Saturday 7 May 2016

Sadiq Khan Elected in London, Becoming Its First Muslim Mayor



LONDON — In a Europe struggling with a rise in Islamophobia, riven by debates about the flood of Syrian migrants and on edge over religious, ethnic and cultural disputes, London has elected its first Muslim mayor.

Sadiq Khan — a Labour Party leader, a former human rights lawyer and a son of a bus driver from Pakistan — was declared the winner after a protracted count that extended into Saturday. He will be the first Muslim to lead Britain’s capital.

The victory also makes him one of the most prominent Muslim politicians in the West.

London is hardly representative of Britain: About a quarter of its residents are foreign-born, and one-eighth are Muslim. And Mr. Khan is not the first Muslim to hold prominent office in Europe: Rotterdam, in the Netherlands,has had a Muslim mayor since 2009, and Sajid Javid is the British secretary of state for business.
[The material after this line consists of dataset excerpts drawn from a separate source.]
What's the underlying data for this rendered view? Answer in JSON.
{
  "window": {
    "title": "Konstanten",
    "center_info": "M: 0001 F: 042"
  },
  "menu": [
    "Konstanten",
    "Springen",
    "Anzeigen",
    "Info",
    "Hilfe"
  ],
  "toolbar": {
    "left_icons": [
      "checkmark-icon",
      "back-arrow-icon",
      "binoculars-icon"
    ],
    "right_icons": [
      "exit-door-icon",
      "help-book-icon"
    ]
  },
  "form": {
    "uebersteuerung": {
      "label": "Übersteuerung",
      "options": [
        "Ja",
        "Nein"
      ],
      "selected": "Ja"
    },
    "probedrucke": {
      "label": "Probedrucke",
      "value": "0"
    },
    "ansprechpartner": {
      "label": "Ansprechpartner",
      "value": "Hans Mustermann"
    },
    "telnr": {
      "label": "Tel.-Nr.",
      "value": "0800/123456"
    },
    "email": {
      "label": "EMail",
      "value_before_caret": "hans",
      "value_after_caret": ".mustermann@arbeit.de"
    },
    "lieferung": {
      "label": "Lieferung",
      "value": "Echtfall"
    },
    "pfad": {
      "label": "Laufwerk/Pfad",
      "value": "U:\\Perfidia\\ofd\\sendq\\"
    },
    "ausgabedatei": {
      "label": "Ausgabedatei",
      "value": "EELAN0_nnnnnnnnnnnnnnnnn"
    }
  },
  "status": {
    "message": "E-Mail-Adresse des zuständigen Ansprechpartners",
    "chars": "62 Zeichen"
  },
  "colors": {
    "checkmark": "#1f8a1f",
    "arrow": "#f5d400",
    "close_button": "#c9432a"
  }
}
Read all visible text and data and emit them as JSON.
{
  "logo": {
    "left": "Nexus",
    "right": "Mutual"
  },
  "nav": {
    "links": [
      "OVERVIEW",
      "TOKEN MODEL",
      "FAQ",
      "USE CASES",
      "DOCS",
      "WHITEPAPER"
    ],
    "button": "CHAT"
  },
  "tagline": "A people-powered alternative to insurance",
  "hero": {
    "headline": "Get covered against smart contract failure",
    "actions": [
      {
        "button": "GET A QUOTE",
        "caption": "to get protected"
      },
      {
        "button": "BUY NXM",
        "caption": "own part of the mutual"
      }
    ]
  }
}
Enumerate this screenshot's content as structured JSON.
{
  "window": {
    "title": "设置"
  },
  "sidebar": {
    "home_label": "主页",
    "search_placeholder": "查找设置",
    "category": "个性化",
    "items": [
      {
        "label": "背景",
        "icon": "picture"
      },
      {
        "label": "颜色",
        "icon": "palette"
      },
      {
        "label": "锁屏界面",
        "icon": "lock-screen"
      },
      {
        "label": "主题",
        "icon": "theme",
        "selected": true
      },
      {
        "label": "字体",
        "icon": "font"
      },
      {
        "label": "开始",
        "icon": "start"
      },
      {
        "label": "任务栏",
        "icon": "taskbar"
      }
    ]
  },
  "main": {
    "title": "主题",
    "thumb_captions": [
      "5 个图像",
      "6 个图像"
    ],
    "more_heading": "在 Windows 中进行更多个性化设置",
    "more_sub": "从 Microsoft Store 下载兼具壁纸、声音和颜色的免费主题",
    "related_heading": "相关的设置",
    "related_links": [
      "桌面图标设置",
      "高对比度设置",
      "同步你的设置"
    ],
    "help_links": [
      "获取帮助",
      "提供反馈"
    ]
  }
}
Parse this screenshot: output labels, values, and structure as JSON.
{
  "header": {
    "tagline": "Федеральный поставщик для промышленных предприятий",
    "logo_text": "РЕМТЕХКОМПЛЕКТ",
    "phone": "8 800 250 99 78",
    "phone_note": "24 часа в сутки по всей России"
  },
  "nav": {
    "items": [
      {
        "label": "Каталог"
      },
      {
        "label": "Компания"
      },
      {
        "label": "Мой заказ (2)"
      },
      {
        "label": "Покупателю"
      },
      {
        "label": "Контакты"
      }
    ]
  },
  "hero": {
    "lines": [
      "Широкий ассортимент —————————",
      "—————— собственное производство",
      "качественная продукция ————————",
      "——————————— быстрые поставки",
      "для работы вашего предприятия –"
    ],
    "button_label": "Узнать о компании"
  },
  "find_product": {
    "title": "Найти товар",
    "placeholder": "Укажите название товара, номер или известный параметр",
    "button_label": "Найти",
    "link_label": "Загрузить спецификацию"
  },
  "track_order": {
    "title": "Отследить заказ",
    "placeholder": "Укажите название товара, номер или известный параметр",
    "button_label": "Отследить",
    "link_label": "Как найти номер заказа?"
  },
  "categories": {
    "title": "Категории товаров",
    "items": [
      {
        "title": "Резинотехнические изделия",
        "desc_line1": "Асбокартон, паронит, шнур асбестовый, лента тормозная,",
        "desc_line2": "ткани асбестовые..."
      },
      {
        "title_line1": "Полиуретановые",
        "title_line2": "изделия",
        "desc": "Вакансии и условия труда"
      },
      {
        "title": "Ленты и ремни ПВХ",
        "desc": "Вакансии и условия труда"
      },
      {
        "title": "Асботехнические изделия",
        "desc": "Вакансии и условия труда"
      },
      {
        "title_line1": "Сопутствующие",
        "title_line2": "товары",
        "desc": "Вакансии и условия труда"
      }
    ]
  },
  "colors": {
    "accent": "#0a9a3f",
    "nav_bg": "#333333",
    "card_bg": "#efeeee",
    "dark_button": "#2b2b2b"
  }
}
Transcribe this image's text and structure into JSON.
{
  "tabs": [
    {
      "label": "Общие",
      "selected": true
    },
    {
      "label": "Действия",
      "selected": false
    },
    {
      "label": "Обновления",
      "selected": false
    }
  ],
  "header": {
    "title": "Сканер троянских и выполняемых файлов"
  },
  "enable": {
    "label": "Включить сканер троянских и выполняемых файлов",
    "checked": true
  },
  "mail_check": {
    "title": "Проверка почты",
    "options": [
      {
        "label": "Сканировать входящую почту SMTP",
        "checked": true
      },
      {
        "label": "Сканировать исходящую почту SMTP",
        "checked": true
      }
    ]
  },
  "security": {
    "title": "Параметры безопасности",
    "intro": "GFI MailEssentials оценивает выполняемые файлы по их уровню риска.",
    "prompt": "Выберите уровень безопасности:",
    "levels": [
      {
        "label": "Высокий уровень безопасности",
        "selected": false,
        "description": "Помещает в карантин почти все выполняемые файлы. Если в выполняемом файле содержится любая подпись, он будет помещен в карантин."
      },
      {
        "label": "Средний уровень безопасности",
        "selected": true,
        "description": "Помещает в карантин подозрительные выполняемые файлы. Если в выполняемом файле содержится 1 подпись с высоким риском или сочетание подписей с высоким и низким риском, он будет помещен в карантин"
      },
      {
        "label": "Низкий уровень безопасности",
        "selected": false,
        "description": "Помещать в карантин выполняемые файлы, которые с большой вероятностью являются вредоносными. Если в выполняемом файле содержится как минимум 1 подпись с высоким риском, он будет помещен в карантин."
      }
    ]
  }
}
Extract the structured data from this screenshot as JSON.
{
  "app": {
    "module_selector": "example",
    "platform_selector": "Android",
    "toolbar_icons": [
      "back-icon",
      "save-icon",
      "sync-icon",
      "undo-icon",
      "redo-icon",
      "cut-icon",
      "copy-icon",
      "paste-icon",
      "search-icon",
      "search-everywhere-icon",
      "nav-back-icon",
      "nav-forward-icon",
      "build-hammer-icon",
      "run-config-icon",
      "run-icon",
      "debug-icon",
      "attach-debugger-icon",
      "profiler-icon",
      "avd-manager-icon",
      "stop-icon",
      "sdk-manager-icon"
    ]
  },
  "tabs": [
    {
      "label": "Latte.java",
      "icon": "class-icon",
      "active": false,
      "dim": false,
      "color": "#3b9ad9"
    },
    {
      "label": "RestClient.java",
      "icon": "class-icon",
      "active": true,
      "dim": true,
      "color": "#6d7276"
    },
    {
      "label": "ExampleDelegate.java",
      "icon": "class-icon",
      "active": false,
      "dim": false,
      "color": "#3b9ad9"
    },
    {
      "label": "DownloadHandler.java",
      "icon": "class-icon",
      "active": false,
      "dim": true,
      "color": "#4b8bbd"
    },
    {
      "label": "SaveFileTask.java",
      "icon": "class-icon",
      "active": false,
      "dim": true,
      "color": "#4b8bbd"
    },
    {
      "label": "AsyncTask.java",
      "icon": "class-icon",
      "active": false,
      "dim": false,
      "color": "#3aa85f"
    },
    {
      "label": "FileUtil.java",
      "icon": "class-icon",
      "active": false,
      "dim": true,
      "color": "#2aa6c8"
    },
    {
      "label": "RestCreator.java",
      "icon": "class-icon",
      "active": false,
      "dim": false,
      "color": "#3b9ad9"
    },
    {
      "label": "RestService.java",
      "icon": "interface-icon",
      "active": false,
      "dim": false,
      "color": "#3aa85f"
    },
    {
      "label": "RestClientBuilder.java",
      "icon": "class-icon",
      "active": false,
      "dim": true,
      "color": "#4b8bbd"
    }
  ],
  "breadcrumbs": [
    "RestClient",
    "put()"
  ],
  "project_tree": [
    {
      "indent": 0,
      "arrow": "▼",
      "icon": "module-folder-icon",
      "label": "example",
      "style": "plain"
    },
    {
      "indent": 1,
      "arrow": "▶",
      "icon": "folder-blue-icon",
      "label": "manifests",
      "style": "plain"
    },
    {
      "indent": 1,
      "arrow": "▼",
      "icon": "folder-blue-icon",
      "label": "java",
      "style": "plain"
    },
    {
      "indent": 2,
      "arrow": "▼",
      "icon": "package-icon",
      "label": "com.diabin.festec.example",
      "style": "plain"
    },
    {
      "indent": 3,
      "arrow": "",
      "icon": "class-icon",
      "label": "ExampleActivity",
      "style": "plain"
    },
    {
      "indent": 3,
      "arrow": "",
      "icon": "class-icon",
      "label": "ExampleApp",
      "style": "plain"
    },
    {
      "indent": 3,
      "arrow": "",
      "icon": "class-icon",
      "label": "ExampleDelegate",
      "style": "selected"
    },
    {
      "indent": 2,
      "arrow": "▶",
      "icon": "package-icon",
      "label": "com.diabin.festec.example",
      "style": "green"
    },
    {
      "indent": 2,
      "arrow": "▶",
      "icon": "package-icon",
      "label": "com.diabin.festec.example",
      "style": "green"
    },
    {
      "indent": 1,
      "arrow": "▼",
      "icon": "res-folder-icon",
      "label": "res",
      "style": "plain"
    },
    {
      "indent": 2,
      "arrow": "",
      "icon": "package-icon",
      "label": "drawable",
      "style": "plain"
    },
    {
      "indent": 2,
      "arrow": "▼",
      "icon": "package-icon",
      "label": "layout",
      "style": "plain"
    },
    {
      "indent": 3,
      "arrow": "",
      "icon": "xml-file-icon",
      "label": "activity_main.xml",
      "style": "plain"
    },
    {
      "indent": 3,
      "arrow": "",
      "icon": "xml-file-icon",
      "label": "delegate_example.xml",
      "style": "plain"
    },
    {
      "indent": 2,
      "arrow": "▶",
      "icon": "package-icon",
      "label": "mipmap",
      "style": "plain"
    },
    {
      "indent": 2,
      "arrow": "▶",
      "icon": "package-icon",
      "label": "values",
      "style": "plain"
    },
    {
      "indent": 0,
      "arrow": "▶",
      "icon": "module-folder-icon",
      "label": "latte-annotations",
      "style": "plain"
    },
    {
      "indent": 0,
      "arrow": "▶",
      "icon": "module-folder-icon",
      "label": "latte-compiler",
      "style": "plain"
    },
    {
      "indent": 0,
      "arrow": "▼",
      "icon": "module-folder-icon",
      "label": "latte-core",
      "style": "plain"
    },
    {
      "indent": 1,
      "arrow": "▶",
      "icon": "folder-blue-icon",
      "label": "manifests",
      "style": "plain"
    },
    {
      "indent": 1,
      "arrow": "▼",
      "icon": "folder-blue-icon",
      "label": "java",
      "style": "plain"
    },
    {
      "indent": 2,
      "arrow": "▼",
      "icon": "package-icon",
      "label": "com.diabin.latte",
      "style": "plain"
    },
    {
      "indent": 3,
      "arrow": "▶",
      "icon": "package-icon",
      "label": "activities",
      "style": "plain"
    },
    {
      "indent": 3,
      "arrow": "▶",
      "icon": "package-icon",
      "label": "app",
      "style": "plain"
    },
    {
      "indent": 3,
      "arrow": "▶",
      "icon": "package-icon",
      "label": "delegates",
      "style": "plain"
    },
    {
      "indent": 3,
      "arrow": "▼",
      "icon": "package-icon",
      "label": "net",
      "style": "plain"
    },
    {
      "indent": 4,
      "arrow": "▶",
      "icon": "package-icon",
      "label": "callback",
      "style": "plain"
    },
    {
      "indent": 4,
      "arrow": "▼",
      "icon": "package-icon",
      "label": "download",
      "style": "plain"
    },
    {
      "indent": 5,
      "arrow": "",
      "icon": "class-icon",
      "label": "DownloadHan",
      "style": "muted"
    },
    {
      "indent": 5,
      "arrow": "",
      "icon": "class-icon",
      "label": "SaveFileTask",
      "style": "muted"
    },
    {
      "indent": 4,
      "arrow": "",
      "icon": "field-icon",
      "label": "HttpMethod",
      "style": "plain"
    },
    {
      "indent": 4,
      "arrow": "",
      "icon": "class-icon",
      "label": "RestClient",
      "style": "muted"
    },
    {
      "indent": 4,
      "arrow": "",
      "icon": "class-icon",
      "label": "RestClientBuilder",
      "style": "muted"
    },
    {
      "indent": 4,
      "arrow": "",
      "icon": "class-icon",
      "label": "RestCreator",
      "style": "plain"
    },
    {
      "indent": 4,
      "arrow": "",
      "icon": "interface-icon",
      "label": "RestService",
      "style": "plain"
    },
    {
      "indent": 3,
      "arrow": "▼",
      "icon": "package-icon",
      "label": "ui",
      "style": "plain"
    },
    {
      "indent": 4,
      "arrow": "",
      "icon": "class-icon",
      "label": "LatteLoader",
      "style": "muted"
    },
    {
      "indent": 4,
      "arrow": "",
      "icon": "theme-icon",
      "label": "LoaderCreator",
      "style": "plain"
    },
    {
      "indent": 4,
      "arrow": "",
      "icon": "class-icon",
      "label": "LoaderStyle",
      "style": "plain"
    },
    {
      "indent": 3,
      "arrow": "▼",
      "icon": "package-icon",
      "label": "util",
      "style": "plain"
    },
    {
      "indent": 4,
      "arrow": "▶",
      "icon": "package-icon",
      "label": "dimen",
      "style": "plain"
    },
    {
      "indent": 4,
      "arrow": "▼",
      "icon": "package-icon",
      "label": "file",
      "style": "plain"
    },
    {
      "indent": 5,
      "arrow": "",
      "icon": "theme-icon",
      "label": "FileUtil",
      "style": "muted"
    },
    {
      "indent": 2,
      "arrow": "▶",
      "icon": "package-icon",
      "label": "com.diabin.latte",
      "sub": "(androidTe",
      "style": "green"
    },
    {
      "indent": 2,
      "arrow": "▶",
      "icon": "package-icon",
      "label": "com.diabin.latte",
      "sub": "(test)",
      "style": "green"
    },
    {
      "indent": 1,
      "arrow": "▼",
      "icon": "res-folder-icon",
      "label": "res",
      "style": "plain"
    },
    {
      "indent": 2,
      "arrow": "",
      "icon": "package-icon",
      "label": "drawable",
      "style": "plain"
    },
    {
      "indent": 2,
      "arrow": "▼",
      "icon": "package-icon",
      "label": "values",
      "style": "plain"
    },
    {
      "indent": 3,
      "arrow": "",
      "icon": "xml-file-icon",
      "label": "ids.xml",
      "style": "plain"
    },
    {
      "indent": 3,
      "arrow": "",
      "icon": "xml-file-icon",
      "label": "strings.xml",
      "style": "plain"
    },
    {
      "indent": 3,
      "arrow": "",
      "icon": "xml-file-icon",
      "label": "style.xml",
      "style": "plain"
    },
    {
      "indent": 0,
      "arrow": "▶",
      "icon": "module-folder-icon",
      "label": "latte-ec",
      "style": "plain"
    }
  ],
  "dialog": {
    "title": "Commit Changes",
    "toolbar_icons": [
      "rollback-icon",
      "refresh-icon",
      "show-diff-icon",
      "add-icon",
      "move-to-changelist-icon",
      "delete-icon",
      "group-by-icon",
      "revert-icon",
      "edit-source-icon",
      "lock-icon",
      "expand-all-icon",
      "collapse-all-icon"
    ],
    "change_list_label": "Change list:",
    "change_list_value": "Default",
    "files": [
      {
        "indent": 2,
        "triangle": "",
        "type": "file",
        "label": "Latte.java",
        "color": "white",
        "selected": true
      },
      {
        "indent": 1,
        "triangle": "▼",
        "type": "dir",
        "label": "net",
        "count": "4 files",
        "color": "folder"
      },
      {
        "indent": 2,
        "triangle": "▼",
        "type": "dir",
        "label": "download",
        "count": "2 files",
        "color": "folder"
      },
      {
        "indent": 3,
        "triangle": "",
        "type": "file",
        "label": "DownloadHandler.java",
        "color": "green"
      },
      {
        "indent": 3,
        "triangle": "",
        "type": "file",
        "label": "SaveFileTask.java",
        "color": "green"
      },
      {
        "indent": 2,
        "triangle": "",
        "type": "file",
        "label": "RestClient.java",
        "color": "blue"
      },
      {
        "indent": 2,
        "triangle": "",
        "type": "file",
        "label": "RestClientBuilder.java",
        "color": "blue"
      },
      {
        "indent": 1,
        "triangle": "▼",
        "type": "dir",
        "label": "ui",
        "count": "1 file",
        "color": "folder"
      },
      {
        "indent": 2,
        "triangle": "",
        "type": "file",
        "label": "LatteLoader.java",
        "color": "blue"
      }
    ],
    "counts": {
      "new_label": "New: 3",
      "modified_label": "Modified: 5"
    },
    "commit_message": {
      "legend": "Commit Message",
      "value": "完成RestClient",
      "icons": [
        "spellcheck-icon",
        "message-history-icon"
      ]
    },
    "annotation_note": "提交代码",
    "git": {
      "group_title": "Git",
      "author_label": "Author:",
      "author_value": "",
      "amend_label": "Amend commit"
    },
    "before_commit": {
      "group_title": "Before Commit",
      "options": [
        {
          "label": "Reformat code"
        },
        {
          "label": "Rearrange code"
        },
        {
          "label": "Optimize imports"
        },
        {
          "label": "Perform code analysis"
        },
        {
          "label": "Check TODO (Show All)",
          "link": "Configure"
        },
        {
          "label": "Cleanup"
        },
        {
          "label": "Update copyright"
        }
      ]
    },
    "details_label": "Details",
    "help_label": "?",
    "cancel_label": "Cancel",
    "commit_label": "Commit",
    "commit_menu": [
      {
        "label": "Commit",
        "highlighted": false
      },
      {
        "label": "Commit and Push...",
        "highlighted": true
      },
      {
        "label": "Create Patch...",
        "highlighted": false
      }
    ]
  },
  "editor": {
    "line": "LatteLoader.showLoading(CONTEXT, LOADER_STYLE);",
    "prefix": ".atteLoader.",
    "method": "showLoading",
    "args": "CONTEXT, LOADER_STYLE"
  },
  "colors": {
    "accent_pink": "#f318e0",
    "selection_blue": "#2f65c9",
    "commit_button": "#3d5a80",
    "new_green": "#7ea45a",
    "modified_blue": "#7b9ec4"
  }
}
Nonetheless, Mr. Khan, 45, won a striking victory after a campaigndominated by anxieties over religion and ethnicity. Britain has not sustained a large-scale terrorist attack since 2005, and its Muslim population, in contrast to France, is considered well integrated. But an estimated 800 people have left Britain to fight for or support the Islamic State. Dozens of assaults on British Muslims were reported after the Paris terrorist attacks in November.

The Conservative candidate, Zac Goldsmith, attacked Mr. Khan’s past advocacy for criminal defendants, including his opposition to the extradition of a man who was later convicted in the United States of supporting terrorism. Mr. Goldsmith said Mr. Khan had given “oxygen and cover” to extremists. When the Conservative prime minister, David Cameron, repeated those assertions in Parliament, he was accused of racism.

Mr. Khan defended his work as a human rights lawyer, and has said he hoped Donald J. Trump — the presumptive Republican presidential candidate who has called for barring Muslims from entering the United States — “loses badly.”


Mr. Khan’s victory was also his party’s biggest boost in a series of elections on Thursday in which Labour further lost its grip on Scotland, once a stronghold, and clung, in some cases just barely, to seats in England and Wales.